Rare Breeds Education Accreditation for Waltham Forest’s Capel Manor College
@CapelManor College, London’s only specialist environmental college, has received RBST Education Accreditation from the Rare Breeds Survival Trust (@RBSTrarebreeds). It becomes one of just three education institutions in the UK to hold this accreditation.
Rare Breeds Survival Trust is the national charity working for the survival of the UK’s rare breeds of farm animals and equines. RBST’s accreditation scheme sets standards of information and procedures, provides advice, and co-ordinates joint conservation projects.

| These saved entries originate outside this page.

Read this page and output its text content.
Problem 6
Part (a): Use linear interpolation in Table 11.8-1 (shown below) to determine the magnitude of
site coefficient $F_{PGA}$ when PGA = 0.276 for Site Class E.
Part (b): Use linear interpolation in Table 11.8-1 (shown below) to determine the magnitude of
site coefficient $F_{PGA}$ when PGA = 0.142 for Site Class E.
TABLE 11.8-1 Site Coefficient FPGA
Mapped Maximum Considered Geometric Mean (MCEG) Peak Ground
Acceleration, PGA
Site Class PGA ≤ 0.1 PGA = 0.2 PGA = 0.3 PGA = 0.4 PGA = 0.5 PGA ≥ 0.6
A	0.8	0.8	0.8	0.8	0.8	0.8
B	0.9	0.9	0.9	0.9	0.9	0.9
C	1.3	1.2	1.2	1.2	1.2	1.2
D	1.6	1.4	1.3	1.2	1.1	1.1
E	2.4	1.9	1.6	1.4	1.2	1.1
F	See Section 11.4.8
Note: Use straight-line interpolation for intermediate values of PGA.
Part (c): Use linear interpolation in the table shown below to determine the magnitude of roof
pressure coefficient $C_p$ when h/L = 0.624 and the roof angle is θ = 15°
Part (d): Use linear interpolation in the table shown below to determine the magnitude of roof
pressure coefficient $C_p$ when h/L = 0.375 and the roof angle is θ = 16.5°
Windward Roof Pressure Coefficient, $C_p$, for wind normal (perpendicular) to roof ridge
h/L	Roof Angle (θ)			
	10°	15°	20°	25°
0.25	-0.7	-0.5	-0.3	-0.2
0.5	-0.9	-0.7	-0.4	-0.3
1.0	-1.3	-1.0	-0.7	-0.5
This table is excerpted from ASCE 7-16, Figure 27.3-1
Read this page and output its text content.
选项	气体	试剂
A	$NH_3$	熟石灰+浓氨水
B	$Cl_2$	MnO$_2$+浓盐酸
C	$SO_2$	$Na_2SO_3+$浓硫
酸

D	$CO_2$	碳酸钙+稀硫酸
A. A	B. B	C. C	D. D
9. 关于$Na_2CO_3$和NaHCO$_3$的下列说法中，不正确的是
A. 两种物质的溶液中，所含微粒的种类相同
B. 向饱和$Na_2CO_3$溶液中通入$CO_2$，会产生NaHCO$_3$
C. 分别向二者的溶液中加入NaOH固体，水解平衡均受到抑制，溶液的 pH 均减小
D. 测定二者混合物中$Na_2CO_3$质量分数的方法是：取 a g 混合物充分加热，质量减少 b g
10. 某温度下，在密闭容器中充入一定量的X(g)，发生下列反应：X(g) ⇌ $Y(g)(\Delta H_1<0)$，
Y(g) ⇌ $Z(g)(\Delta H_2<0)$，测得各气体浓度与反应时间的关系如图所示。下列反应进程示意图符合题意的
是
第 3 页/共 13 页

Rare Breeds Survival Trust Chief Executive Christopher Price said:
“The UK’s native breeds of livestock are an irreplaceable part of our national heritage but they also have an important place in the future for farming where the natural environment and high welfare are at the heart of food production. Capel Manor College is creating fantastic opportunities for hands-on education about the unique attractions of native breeds both for its own students and for the wider community. The College’s work is an important part of the conservation effort for these rare animals and I am delighted to award Capel Manor our new Education Accreditation.”
Capel Manor College offers a wide variety of land-based education including agriculture, animal care, horticulture and countryside management. Agricultural courses are based at the College’s certified organic Forty Hall Farm in Enfield, which houses a variety of priority and at risk rare breed livestock including Lincoln Longwool sheep, Norfolk Horn sheep, Boreray sheep, Manx Loaghtan sheep, Berkshire pigs, Tamworth pigs and Oxford Sandy and Black pigs. It also has a herd of Red Poll cattle, a native breed which used to be rare but whose numbers have increased.

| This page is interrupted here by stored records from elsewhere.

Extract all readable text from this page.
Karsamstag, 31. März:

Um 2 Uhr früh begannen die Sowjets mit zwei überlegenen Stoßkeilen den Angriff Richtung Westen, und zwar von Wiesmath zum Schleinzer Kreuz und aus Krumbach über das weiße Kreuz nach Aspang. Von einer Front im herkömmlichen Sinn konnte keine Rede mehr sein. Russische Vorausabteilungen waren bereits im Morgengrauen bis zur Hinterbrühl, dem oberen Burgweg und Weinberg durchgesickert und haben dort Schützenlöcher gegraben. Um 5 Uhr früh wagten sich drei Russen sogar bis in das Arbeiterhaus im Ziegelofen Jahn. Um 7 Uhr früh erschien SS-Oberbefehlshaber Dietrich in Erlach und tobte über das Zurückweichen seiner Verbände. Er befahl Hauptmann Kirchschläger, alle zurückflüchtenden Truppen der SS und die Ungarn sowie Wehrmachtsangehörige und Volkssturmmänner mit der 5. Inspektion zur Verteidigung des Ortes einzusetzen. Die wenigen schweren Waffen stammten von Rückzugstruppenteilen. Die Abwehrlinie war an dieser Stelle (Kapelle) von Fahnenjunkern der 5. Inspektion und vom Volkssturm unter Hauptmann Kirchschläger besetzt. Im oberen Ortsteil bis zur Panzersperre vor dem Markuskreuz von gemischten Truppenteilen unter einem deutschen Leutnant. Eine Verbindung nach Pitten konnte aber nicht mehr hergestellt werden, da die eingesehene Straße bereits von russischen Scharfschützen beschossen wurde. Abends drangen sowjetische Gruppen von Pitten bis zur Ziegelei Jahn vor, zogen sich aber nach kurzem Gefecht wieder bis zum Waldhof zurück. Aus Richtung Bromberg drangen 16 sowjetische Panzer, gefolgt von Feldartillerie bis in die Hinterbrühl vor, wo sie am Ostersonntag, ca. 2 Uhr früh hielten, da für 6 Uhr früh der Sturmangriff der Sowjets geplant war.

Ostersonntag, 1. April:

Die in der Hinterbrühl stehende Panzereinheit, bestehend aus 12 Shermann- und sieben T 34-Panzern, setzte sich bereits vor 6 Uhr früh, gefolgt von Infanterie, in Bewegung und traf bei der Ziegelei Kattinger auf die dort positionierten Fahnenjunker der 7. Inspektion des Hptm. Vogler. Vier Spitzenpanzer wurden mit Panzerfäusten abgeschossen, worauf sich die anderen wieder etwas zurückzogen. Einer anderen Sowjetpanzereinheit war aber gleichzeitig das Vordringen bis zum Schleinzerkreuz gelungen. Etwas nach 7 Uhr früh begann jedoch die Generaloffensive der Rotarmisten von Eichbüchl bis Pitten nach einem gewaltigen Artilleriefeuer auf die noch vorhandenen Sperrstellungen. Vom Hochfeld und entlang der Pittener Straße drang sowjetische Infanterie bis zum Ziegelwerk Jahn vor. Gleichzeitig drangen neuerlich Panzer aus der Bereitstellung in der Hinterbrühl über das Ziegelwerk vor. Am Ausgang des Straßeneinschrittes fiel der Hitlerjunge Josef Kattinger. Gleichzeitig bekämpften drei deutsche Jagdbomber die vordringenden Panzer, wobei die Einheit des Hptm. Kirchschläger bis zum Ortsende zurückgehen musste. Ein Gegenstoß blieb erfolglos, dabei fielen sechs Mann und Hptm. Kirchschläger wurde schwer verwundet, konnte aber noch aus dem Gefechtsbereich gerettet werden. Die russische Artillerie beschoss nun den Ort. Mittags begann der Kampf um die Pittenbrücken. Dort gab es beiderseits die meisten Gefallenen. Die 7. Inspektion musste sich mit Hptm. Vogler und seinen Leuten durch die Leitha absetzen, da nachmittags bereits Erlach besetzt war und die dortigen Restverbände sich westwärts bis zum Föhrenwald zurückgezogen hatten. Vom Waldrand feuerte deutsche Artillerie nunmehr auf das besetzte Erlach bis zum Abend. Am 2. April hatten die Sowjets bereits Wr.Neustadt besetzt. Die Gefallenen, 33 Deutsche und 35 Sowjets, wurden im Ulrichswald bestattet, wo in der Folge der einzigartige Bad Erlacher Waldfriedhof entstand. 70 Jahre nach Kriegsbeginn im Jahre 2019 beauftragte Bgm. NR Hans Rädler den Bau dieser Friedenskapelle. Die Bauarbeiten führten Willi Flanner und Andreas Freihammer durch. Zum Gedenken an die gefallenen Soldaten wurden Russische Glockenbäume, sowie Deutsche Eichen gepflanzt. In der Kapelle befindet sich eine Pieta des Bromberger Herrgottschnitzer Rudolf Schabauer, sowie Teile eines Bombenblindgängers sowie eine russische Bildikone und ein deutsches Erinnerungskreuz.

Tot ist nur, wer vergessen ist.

Angelika Hauses, Farm Manager at Forty Hall, said:
“We are thrilled to be one of the first colleges to receive this important accreditation from the Rare Breeds Survival Trust. We have a variety of rare breeds and we like to support their conservation whilst recognising what a valuable educational resource they represent. With our rare breeds, we plant seeds with our students in the hope that they will remember and return to these breeds in the future.”
As well as livestock, Forty Hall Farm has a market garden producing 200 veg boxes a week for the residents of Enfield, the only commercial vineyard in London, a farm shop and a monthly farmers’ market. Students gain hands-on experience, and the rare breed livestock helps deliver wider education benefits when Forty Hill Farm is open to the public at weekends.

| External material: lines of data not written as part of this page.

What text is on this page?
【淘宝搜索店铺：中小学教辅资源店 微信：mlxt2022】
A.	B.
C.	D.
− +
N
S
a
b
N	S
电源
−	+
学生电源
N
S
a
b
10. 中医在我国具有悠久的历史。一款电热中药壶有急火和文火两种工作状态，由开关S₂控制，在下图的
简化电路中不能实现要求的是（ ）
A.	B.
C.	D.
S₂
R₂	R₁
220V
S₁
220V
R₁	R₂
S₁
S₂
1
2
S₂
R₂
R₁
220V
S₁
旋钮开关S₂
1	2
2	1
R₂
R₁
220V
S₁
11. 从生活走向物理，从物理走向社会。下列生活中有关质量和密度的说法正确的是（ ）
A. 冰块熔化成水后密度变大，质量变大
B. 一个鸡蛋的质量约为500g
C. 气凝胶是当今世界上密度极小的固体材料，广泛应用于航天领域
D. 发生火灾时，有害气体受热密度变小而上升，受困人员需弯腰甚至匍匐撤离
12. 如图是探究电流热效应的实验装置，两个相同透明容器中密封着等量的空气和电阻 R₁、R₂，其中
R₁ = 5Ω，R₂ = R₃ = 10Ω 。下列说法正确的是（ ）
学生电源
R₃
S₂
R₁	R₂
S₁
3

Angelika Hauses says: “We create a really important opportunity for children to understand more about producing meat from sheep and cattle. Having the rare breeds here really helps us to demonstrate the diversity of livestock that is native to the UK.”
The varied grazing at Forty Hill Farm lends itself well to native breeds. As well as grazing its own land, the college is involved in a number of conservation grazing projects, including one for the Hertfordshire and Middlesex Wildlife Trust where rare breed pigs are used in the management of vegetation at a nature reserve near Ware, helping create the ideal environment for wading birds. The College’s native Red Poll cattle have been grazed on a nature reserve in Essex to help improve land that was overgrown, and the College’s rare breed sheep graze the College’s vineyard during the winter, where machinery would be too intrusive.